Bryant died at 41 in a helicopter crash on Jan. 26.
“We were supposed to see each other like three days after the crash,” Sharapova told the New York Times.
The tragedy helped her come to terms with retirement, a decision which she had made on the flight home from the 2020 Australian Open. She was eliminated in the first round on Jan. 20 against Donna Vekić, and her dour post-match interviews cast uncertainty on her future in the sport.
“It’s tough for me to tell what’s going to happen in 12 months’ time,” she told reporters after the match.
It would be Sharapova’s final tour appearance.
“I think we all seem at times in our journey like larger than life because of what we do, but everyone at the core is incredibly fragile,” she said reflecting on Bryant’s death. “And if anything it just opens up your eyes to what really matters in life, so that was a moment where I had a really good think about my future as well.”
Following her first Grand Slam title at Wimbledon in 2004 at 17 years old, the Russian star went on to win two French Open titles, one US Open title and one Australian Open title. She served a 15-month doping ban after testing positive for the banned substance Meldonium in 2016. She attempted a comeback once the suspension was lifted, but it fizzled due to various injuries.

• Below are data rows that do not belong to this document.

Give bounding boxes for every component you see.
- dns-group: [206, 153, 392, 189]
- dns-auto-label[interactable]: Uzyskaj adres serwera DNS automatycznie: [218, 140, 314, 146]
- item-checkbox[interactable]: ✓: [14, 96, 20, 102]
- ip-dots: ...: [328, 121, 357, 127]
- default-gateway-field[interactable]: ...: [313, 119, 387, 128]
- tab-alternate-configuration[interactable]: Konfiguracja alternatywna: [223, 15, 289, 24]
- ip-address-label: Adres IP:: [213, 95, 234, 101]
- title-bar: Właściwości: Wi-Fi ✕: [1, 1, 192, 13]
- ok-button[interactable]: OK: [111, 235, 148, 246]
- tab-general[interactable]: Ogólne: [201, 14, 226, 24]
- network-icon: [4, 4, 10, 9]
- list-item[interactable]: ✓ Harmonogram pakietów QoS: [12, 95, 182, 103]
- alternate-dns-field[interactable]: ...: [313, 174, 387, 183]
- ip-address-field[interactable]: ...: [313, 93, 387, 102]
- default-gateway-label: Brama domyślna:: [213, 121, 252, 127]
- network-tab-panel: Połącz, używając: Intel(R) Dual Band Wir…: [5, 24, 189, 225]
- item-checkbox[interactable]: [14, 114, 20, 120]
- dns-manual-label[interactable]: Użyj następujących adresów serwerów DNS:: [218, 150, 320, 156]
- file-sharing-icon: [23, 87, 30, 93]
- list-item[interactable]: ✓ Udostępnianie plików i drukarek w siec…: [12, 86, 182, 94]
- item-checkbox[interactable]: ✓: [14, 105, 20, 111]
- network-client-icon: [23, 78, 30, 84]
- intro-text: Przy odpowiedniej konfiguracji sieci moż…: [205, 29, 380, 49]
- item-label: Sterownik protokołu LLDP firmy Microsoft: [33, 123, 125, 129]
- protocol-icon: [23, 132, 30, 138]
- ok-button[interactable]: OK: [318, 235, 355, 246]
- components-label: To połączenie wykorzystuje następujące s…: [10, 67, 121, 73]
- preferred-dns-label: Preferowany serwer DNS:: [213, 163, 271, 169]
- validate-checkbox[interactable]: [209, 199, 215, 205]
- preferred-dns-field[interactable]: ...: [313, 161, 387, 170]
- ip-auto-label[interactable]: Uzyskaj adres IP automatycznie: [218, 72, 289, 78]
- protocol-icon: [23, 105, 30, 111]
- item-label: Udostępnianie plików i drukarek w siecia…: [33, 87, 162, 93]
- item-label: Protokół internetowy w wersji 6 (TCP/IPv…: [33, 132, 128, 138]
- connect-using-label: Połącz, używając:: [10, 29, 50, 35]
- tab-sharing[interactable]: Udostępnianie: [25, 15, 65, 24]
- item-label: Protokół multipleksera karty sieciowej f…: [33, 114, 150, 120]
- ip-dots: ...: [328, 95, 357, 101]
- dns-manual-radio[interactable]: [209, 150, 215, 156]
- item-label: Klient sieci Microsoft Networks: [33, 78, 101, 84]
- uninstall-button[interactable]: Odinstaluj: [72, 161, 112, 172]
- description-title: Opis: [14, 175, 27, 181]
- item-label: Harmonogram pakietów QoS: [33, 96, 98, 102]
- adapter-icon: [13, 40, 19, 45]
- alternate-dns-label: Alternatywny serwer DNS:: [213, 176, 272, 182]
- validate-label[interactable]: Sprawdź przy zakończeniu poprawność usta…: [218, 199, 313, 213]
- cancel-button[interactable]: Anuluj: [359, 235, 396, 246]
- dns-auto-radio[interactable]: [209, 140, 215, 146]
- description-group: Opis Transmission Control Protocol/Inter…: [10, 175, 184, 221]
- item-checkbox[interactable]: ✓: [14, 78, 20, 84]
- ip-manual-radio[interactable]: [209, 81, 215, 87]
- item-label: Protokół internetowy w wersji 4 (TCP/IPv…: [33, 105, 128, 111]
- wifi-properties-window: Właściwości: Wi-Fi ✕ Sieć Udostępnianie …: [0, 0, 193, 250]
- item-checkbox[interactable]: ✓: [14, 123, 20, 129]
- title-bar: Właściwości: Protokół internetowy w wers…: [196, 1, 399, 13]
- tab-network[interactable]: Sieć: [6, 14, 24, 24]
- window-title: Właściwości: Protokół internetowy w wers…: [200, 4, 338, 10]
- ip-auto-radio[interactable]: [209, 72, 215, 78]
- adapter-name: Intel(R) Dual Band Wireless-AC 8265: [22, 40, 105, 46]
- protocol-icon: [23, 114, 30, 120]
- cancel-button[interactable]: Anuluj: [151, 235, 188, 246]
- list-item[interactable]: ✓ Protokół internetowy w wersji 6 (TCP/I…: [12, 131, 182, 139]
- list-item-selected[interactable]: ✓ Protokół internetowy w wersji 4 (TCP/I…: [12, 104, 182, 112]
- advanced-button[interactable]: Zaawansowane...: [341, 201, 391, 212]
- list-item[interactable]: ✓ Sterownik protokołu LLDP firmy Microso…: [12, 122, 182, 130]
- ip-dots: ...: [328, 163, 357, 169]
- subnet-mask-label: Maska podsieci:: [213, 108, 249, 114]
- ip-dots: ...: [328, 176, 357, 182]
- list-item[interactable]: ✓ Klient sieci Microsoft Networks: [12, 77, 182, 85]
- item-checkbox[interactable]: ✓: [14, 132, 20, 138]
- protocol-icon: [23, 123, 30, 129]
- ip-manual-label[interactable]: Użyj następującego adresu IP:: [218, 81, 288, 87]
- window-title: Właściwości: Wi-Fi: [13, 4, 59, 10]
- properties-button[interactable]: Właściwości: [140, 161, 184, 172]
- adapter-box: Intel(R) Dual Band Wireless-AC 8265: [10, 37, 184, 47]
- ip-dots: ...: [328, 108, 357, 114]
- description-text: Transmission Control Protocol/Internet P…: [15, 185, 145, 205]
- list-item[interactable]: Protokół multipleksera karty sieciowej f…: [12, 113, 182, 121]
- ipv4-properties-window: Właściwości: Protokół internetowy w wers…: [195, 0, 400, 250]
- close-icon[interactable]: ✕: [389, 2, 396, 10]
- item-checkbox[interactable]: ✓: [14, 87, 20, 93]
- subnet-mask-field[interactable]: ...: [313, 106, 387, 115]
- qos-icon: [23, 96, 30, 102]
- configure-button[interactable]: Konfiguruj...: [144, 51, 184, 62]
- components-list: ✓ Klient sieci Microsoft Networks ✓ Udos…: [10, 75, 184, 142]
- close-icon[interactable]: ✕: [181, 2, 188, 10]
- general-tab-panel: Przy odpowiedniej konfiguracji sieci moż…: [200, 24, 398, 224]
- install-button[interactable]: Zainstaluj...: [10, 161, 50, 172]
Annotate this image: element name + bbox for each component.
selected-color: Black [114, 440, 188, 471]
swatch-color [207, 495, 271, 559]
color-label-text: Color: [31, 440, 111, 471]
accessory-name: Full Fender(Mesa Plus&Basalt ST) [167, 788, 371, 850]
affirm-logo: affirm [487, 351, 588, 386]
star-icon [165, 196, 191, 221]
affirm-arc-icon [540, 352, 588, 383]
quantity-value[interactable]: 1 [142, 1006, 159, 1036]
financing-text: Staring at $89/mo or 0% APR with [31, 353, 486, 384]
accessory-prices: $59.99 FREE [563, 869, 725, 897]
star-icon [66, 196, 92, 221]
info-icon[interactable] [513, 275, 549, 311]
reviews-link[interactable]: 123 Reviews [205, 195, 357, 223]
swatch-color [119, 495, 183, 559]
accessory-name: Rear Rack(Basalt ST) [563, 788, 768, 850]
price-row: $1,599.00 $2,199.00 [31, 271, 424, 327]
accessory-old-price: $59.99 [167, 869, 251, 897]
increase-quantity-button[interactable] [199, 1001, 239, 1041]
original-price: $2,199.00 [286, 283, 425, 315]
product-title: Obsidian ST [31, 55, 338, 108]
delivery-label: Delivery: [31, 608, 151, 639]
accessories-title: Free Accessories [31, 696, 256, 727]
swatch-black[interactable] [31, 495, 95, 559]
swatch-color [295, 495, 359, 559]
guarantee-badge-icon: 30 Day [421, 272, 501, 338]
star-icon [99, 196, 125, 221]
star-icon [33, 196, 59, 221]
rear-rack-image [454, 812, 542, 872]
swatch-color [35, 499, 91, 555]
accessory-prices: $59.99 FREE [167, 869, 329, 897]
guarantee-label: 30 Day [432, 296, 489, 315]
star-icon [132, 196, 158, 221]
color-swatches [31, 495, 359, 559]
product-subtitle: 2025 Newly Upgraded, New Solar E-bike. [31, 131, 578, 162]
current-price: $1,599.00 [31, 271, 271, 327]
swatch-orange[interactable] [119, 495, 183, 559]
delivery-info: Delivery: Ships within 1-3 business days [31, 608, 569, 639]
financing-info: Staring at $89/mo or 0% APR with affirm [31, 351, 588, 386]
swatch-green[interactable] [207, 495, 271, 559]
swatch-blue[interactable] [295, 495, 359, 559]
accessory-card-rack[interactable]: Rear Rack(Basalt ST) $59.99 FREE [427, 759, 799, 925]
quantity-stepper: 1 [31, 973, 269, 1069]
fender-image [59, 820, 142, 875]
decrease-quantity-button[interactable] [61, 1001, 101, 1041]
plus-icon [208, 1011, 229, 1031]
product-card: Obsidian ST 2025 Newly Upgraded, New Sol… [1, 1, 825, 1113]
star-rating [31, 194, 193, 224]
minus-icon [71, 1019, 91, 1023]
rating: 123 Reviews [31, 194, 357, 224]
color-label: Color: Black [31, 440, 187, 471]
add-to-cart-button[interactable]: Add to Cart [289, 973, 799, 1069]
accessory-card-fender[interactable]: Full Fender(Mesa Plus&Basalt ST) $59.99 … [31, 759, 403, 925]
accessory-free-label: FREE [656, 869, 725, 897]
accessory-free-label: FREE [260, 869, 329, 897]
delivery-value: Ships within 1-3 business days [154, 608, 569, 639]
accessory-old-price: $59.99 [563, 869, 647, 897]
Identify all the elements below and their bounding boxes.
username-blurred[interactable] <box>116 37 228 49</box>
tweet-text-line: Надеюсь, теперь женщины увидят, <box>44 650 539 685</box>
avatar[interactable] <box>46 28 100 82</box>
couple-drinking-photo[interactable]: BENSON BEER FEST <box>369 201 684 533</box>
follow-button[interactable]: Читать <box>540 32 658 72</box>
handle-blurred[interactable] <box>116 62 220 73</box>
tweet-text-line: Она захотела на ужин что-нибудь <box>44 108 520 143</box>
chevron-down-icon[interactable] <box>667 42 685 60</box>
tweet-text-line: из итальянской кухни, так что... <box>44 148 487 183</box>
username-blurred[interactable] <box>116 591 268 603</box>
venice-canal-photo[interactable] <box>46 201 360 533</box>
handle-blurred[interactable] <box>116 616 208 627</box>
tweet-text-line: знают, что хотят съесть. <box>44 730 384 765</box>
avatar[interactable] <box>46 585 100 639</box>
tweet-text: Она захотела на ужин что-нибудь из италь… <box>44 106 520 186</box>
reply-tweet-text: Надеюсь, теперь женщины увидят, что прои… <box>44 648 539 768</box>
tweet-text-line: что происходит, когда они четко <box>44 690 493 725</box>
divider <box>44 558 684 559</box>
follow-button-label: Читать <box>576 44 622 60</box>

“As I think you’ve seen throughout my career, my perseverance has been my greatest tool, my greatest strength. But I’ve started feeling like it was becoming a weakness, because the stubbornness that was keeping me going was keeping me going for wrong reasons,” Sharapova said. “Would I have loved to have a sixth, a seventh, an eighth Grand Slam trophy? That number sounds better, but I could have had zero when I started, and I got myself to a pretty incredible place.”